“You will not tell him?” Star said, with a little motion of her hand over her shoulder to indicate Mr. Rosevelt.

“No.”

“Yes, I was fearfully hungry,” she went on, with a shiver at the remembrance, and she grew very white. “Ever so many times, when I was soaking the biscuit for him, it smelled so good that I would raise it to my lips before I was aware of what I was doing; but the thought always came to me in time—‘he will die if I eat it.’ There was only a very little left that last day, and I knew if he died I should always feel as if my selfishness killed him if I deprived him of it, and I was saved.”

“I think you are the noblest girl that I ever heard of, Miss Star,” young Sherbrooke exclaimed, with reverent enthusiasm.

“Amen!” said Mr. Rosevelt’s tremulous voice, close beside them.

“Oh!” cried Star, starting and flushing, while the tears sprang into her eyes. “I did not mean that you should ever know——”

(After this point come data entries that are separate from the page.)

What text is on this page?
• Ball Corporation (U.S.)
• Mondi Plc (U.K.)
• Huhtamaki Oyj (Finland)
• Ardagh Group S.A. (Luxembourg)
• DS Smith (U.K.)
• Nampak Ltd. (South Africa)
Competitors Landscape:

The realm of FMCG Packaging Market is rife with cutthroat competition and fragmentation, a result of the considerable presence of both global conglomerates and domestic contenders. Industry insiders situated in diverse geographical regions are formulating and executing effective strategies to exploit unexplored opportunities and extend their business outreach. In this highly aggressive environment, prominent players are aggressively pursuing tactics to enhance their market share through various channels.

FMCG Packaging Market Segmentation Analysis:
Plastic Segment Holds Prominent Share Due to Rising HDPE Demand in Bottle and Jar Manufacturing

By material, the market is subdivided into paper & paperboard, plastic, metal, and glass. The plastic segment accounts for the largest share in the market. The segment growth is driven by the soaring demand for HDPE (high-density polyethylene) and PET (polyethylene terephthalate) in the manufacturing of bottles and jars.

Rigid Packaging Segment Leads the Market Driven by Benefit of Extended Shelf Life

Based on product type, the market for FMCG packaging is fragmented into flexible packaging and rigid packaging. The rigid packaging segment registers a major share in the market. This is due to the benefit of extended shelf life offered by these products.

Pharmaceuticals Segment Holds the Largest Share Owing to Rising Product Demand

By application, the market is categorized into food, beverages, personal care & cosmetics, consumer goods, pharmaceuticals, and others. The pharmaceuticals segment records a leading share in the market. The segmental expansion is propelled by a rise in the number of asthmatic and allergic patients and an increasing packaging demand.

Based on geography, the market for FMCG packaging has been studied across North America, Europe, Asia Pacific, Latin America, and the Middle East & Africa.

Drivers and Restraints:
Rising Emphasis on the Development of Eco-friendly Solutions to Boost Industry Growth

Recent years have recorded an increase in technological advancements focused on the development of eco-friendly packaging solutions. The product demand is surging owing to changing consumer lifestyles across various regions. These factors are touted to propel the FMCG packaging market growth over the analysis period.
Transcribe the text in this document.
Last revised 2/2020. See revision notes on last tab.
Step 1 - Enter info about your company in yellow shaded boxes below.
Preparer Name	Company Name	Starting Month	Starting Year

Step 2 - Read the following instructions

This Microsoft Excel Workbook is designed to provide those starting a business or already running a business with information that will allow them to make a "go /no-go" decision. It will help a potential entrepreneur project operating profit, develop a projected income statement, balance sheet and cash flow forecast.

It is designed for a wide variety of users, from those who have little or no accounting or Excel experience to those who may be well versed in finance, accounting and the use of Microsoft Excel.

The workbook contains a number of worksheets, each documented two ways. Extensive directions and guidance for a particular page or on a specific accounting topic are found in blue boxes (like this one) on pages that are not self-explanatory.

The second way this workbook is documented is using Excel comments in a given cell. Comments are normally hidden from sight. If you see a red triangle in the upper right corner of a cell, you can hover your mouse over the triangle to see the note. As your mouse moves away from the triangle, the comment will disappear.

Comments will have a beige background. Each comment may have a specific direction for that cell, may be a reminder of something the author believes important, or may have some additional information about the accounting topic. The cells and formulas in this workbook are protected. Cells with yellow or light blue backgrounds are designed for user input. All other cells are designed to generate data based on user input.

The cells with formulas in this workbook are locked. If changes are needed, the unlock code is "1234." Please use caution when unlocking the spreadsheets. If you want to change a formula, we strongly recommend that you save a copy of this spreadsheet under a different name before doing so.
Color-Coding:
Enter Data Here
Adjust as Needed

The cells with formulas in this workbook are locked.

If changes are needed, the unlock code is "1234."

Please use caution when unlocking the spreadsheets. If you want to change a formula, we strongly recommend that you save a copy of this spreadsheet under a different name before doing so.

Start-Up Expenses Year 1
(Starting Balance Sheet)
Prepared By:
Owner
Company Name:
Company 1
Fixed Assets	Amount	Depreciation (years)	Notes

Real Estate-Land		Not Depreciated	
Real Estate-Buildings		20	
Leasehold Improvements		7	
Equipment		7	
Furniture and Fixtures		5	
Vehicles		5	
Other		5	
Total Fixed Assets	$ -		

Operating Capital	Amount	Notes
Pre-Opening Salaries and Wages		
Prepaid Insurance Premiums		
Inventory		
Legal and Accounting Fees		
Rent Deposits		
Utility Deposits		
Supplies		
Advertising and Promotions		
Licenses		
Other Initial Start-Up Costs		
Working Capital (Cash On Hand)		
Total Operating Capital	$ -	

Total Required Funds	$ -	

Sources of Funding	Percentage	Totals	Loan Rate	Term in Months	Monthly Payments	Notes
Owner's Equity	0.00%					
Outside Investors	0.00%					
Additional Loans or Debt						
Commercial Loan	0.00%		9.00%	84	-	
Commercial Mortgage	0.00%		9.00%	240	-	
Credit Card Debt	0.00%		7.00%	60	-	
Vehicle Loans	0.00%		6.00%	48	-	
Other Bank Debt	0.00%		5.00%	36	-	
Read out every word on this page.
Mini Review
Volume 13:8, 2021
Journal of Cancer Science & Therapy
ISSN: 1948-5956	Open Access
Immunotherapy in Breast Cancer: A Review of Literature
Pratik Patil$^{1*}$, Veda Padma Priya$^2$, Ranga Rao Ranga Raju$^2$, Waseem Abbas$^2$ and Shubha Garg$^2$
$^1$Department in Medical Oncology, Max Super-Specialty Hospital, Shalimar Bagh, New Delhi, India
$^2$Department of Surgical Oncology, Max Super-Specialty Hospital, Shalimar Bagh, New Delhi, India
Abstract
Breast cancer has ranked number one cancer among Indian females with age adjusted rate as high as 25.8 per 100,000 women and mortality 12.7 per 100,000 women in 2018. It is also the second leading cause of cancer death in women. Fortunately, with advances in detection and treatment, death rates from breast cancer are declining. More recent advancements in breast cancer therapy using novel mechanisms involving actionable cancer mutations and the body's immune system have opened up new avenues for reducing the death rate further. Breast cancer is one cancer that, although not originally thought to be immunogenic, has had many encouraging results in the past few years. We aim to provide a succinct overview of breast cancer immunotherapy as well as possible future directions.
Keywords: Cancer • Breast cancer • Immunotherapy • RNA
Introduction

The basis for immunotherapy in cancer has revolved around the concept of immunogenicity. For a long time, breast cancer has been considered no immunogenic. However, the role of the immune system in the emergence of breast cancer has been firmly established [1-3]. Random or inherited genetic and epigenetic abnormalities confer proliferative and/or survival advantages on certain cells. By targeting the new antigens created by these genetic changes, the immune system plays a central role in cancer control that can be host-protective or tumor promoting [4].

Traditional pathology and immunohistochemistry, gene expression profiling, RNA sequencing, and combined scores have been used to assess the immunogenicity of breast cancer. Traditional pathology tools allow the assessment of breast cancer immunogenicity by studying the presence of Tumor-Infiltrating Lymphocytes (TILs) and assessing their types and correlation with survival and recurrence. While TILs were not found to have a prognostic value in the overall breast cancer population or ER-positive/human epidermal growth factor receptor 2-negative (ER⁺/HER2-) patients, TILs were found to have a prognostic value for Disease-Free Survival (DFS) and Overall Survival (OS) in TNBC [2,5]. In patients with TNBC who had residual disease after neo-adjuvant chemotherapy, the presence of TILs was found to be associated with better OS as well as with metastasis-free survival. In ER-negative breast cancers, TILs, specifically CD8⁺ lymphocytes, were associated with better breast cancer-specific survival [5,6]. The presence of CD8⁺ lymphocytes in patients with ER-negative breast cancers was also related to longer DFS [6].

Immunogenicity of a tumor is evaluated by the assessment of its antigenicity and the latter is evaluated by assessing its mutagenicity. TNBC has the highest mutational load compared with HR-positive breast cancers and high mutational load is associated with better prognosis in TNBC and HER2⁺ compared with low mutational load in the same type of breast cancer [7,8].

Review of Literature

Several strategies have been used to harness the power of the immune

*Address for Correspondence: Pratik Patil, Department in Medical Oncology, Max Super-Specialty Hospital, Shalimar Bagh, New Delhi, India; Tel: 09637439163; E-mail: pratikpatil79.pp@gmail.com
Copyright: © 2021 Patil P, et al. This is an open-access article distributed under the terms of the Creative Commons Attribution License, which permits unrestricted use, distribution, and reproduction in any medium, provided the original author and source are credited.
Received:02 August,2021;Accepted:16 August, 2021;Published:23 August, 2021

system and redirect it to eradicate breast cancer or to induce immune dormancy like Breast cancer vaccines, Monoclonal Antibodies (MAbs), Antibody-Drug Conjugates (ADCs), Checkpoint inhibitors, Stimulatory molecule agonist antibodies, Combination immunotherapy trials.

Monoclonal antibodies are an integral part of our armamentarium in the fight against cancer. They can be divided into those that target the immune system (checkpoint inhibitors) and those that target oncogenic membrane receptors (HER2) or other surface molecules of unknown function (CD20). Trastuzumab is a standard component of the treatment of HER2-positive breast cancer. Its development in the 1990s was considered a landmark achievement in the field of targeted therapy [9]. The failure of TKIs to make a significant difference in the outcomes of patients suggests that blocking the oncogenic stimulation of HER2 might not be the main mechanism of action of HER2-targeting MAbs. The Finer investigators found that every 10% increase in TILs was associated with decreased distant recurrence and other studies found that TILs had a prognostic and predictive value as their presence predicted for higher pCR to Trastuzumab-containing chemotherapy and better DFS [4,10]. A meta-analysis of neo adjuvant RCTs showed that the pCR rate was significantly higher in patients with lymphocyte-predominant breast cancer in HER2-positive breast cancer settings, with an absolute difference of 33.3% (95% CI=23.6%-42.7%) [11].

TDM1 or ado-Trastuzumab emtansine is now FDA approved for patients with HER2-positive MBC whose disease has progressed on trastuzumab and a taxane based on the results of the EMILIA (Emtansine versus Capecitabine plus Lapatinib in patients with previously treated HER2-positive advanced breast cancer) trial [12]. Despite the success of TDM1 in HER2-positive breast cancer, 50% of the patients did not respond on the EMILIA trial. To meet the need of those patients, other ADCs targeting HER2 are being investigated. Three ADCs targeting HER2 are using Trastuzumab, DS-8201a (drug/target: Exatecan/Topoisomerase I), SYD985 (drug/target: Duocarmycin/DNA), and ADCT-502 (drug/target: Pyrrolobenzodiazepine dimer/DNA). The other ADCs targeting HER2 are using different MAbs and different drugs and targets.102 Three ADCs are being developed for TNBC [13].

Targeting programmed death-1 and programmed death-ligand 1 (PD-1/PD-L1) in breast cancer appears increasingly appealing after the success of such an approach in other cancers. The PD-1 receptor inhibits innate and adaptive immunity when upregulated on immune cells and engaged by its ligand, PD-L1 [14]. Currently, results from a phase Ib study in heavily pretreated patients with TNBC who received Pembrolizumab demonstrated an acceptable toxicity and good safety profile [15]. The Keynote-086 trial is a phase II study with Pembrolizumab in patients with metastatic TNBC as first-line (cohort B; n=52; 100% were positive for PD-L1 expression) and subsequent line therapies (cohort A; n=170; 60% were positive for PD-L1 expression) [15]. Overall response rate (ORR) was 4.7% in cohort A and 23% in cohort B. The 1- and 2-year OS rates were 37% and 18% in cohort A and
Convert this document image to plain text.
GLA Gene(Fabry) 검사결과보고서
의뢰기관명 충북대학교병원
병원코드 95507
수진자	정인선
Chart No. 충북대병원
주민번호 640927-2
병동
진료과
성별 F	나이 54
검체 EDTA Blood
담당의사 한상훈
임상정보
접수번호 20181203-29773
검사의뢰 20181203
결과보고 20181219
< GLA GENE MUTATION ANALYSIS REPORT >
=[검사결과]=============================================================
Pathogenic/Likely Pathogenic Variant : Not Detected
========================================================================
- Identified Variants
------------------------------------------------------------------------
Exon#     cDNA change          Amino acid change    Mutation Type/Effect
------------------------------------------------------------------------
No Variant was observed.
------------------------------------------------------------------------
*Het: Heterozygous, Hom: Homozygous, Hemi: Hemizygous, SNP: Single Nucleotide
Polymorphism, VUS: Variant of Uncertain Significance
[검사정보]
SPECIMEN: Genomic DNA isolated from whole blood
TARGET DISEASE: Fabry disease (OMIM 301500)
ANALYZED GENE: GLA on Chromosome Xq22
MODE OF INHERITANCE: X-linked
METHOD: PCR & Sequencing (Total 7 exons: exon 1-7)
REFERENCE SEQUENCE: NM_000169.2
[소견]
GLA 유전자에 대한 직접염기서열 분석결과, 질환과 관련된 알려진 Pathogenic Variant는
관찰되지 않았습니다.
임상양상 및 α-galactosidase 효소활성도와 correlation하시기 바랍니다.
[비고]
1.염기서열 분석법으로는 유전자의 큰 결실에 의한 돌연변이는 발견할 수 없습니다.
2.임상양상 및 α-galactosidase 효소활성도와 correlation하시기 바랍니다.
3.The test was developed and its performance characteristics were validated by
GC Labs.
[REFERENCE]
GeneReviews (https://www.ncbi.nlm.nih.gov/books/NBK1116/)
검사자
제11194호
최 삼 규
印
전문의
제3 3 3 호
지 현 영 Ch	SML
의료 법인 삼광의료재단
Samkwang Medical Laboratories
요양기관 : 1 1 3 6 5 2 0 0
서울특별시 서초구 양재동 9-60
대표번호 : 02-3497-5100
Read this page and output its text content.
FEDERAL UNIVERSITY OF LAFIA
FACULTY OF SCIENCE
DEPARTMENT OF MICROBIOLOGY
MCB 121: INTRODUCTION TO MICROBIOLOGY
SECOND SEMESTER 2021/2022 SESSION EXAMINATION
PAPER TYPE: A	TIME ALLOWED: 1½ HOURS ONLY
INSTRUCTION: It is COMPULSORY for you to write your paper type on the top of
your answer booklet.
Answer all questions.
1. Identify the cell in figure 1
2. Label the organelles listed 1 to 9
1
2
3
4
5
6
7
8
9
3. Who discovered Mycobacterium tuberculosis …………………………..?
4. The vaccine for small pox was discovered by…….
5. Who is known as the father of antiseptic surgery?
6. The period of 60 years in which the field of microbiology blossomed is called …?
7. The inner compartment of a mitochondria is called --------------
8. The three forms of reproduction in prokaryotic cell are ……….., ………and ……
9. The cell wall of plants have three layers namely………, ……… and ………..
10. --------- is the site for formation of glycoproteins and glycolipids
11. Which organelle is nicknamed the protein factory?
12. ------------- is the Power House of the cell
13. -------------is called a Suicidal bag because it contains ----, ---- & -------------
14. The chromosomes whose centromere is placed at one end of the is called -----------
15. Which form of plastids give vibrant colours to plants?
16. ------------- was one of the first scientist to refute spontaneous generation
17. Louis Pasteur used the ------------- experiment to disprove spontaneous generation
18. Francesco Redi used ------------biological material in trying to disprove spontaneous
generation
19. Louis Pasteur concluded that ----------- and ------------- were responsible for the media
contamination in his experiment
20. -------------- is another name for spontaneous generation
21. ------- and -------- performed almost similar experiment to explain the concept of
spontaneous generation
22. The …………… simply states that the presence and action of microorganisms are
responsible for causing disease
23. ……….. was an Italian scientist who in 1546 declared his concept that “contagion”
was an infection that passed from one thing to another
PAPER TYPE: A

“You didn’t, eh?” the old man interrupted. “I thought so; and when I saw you two talking so earnestly together, I imagined that you were giving our young friend a few facts which I wished to know myself, so I got up from my chair and came to listen. They told me,” he went on, with emotion, after a moment, “that you saved my life; but, oh! child, you should not have tried to do it by sacrificing your own; and you would have done it on the steamer also. I shall never forget it of you, little one, you may be sure.”

He laid his hand gently on her head a moment, then turned and left them, to hide the tears that were welling to his own eyes.

“He has friends who doubtless are waiting for him,” Star said, jumping to conclusions, and as if to excuse herself for sacrificing so much, “while I have nobody since papa and mamma died.”

“But you are so young and”—so beautiful, he came near adding, but something in her earnest, uplifted eyes restrained him from speaking so familiarly, and he added, solemnly—“and it must be so hard to die with all the world before you.”